No podía sobrellevar la congoja que me había invadido. Me arrepentía infinitamente de mi precipitado proceder y deseaba que Frodo apareciera para, frente a frente, suplicar su perdón. En esos momentos de cólera había estado dispuesto incluso a terminar con su vida con tal de arrebatarle aquél valioso objeto y llevar a cabo mis propósitos. El recordarlo me estremecía de pavor y me llenaba de un agobiante pesar que atormentaba mi ya de por sí afligida mente. Lamentaba tanto haber atacado al Portador como si se tratara de una bestia del Enemigo y no como a quien juré proteger en Imladris hacía tanto tiempo. Sin embargo, todavía me sentía desesperado por el destino de mi patria, el cuál pintaba más que adverso al no llevarse a cabo mi plan. Ya no podía contar con llevar el Anillo a Minas Tirith después de haber agredido a Frodo y mis esperanzas de salvar la Ciudad Blanca por medio de dicha arma se habían desvanecido. Le pedí perdón al Portador interiormente, pero hacía lo mismo con mi bien amado pueblo por haber fallado en mi misión de impedir que se cumpliera un funesto porvenir. Creía vislumbrar el rostro de mi padre con un semblante de amplia decepción y lo escuchaba lamentar la oscura suerte que pronto se cerniría sobre nosotros. También me oía a mí mismo disculpándome ante todos y repitiendo una y otra vez que había hecho todo lo que estuvo a mi alcance para evitar que el Mal terminara por dominar toda la Tierra Media. En los rostros que me pareció ver no había más que desilusión, tristeza y malestar; si acaso algo de compasión hacía mí por mi insistencia de salvar Minas Tirith y mi maldito fracaso. No sabía que me dolía más, si mi desleal e impulsivo ataque hacia Frodo o la idea de que para Gondor ya no habría un mañana al no haber conseguido el Anillo.

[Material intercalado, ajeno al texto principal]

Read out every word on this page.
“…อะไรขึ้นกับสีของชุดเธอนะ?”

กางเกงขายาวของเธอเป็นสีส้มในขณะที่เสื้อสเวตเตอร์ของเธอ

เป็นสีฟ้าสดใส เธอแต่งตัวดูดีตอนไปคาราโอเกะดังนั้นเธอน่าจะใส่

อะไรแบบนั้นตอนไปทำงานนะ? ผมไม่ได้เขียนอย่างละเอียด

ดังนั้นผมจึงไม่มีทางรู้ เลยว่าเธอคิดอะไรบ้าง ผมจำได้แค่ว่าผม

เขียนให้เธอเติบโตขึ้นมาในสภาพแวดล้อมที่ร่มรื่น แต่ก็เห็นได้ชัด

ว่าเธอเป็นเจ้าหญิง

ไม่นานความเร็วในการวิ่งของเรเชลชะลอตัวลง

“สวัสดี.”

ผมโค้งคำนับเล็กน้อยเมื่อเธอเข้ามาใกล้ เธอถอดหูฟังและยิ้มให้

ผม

De pronto escuché ruidos de pisadas próximas y de gritos, lo que me sacó de mis cavilaciones y me trajeron de vuelta a la realidad. Pensé en Merry y en Pippin y en que podría estar en dificultades. Me dirigí hacia donde provenían los alaridos y vi a ambos medianos en encarnizada aunque dispareja lucha contra docenas de orcos. Decidí auxiliarlos para que no fueran abatidos por aquellos engendros malignos  y entré en combate. No iba a dejar que salieran de eso solos al no haber posibilidad de que lo hicieran airosos y sin tener mucha experiencia en el manejo de espadas. Tal vez intervine porque inconscientemente deseaba redimir la mala acción contra Frodo y no podía realizarlo de mejor manera que con esos dos amigos que había traído consigo desde su lejano país y que ahora se hallaban en serios apuros. Abatí a varios orcos, pero éstos nos sobrepasaban incalculablemente. Me percaté pronto de que yo solo no podía con todos y pedí ayuda tocando mi cuerno. El llamado fue sonoro y vibrante y creía que los miembros restantes de la Comunidad lo oirían y vendrían en nuestro auxilio pronto… pero ninguno de ellos se hizo presente y únicamente acudieron más de esas abominables bestias. Repentinamente empezaron a surcar el aire flechas lanzadas por los orcos y, antes de que pudiera ver siquiera de qué dirección salían, una de ellas se incrustó en mi carne. No supe que había sido alcanzado por éstas hasta que vi una de ellas clavada en mi costado y percibí un lacerante dolor. Pero esos infames no contaban con que para acabar conmigo se requería más de una sola flecha y, aún herido, continué con el enfrentamiento y mi espada atravesó a infinidad de arcos hasta que más flechas cayeron sobre mí y terminaron por derribarme. La última se alojó en mi pecho y en ese instante supe que no me quedaría mucho tiempo de vida. Mis fuerzas menguaron por el duelo y caí al suelo, incapaz de seguir peleando. Los orcos capturaron a Merry y a Pippin, que no pudieron darles batalla por su cuenta y sólo pude quedarme ahí, mirando impotente cómo se los llevaban. Entristecido por lo que consideré un fracaso más, me saqué una de las flechas encajadas en el pecho para no tener ese ornamento de orcos cerca del corazón. Luego me recargué en un árbol cercano y me puse a esperar… (continuará)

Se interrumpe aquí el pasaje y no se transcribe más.